Cavaco, no entanto, resvalou para uma lamentável ambiguidade ao deixar no ar a ideia de que não indigitaria um executivo formado por via parlamentar em alternativa ao eventual derrube do novo governo liderado por Passos Coelho, hoje anunciado.

Lamenta o Presidente que "as forças partidárias europeístas não tenham chegado a um entendimento". Mas cumpre perguntar: que pontes estendeu Belém com vista a esse entendimento? Que passos concretos deu Cavaco, no exercício da sua magistratura de influência, para firmar as bases de uma solução política "europeísta" dotada de um sólido apoio parlamentar?

Não basta ao inquilino do palácio presidencial refugiar-se em cortinas de retórica inconsequente para depois vir dizer aos portugueses que lançou avisos no momento próprio. De um Presidente espera-se que seja muito mais do que uma espécie de polícia-sinaleiro.

 

"Se o Governo formado pela coligação vencedora pode não assegurar inteiramente a estabilidade política de que o País precisa, considero serem muito mais graves as consequências financeiras, económicas e sociais de uma alternativa claramente inconsistente sugerida por outras forças políticas." São também palavras de Cavaco, proferidas nesse discurso, que suscitam sérias interrogações.

O Chefe do Estado poderá recusar uma solução alternativa que lhe seja proposta pelo Parlamento?

Em tese abstracta, sim - correndo o risco de terminar o seu mandato com um inédito conflito institucional entre o Presidente da República e a Assembleia da República, susceptível de causar sérios danos reputacionais ao País no plano externo e de criar feridas políticas insanáveis no plano interno.

Mas, estando impedido de dissolver o Parlamento pelo artigo 172º da Constituição, que alternativas restariam a Cavaco num cenário desses? A indigitação de um executivo de gestão, sem poderes efectivos nem prestígio institucional, destinado a manter-se penosamente em funções até Junho de 2016. Ou a formação de um governo de "iniciativa presidencial", fatalmente também condenado a um chumbo no hemiciclo.

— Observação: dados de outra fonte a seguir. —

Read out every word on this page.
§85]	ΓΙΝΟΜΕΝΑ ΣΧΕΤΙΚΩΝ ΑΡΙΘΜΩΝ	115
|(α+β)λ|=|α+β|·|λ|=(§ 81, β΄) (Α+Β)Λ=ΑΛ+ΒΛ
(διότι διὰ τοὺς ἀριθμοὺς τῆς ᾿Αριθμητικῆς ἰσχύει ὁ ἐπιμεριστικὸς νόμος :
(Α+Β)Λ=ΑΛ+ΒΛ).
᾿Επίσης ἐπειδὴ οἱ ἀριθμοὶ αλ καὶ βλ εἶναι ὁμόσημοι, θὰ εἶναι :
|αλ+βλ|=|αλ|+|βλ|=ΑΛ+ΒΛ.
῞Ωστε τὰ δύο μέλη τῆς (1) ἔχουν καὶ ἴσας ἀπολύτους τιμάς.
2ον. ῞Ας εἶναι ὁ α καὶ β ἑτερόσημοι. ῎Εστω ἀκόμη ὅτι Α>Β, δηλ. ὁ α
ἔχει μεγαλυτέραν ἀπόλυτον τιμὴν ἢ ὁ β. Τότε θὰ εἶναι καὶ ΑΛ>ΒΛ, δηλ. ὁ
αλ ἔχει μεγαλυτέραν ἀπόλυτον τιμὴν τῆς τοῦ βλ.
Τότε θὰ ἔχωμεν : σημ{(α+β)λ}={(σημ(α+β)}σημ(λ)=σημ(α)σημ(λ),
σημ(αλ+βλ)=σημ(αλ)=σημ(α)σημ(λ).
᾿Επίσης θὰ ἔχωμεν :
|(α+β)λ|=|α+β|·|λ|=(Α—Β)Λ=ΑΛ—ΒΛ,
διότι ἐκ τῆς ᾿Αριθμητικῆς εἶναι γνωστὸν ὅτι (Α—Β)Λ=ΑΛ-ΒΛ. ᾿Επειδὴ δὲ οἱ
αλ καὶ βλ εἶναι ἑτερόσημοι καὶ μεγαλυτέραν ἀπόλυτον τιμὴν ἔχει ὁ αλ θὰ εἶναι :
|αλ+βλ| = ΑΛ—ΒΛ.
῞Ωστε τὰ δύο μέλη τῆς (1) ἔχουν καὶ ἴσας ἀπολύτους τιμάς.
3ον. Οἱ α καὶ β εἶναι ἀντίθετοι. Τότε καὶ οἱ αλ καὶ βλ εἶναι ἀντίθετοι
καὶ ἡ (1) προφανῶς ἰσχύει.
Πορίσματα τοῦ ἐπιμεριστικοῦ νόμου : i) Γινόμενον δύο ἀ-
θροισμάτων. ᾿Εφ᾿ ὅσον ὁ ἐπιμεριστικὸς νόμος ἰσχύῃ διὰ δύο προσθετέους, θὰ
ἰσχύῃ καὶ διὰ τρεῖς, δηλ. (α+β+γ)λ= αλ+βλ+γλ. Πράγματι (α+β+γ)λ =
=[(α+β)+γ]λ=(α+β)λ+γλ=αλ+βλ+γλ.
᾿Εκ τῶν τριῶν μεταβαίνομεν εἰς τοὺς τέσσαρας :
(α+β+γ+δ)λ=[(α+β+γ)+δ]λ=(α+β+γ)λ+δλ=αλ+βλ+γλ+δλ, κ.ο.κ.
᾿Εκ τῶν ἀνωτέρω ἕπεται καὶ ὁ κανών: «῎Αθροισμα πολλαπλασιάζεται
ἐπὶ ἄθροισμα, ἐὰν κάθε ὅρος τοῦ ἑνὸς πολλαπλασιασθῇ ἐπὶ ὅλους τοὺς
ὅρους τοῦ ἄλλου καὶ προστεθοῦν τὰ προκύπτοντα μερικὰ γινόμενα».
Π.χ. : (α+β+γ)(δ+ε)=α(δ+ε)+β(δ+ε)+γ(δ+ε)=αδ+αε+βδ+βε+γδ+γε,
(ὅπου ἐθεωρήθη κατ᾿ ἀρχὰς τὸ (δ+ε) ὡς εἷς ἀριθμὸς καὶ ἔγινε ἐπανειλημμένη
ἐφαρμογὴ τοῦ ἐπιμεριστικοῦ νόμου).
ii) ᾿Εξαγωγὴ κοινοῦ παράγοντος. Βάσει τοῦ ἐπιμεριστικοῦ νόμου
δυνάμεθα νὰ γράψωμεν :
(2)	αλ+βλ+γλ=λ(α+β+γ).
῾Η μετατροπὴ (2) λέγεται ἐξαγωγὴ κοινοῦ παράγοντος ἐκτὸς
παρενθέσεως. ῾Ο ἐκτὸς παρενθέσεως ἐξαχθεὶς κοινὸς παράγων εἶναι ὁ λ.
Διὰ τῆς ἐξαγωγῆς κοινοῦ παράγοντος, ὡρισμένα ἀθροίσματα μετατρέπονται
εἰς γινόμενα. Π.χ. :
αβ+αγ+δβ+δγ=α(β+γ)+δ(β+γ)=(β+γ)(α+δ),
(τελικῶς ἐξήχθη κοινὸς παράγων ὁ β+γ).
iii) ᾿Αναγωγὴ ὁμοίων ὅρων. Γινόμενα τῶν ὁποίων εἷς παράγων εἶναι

Ambos os cenários, além de fragilizarem o País, transferiam a resolução do problema para o novo Chefe do Estado, que só tomará posse em Março.

Seria um péssimo legado de Cavaco. Não por acaso, Marcelo Rebelo de Sousa já avisou: "Cabemos todos na democracia. O debate é legítimo, mas tem de ser um debate feito com serenidade e sem exclusões, não confundindo adversários e inimigos." O candidato presidencial, numa indisfarçável farpa ao ainda inquilino de Belém, apressou-se a garantir: "No que depender de mim, tudo farei para tentar não onerar o meu sucessor com problemas evitáveis."

 

A democracia, além de ritualista, também é gradualista. Não vivemos tempos propícios a experimentalismos constitucionais. Nem os portugueses são cobaias de laboratório político.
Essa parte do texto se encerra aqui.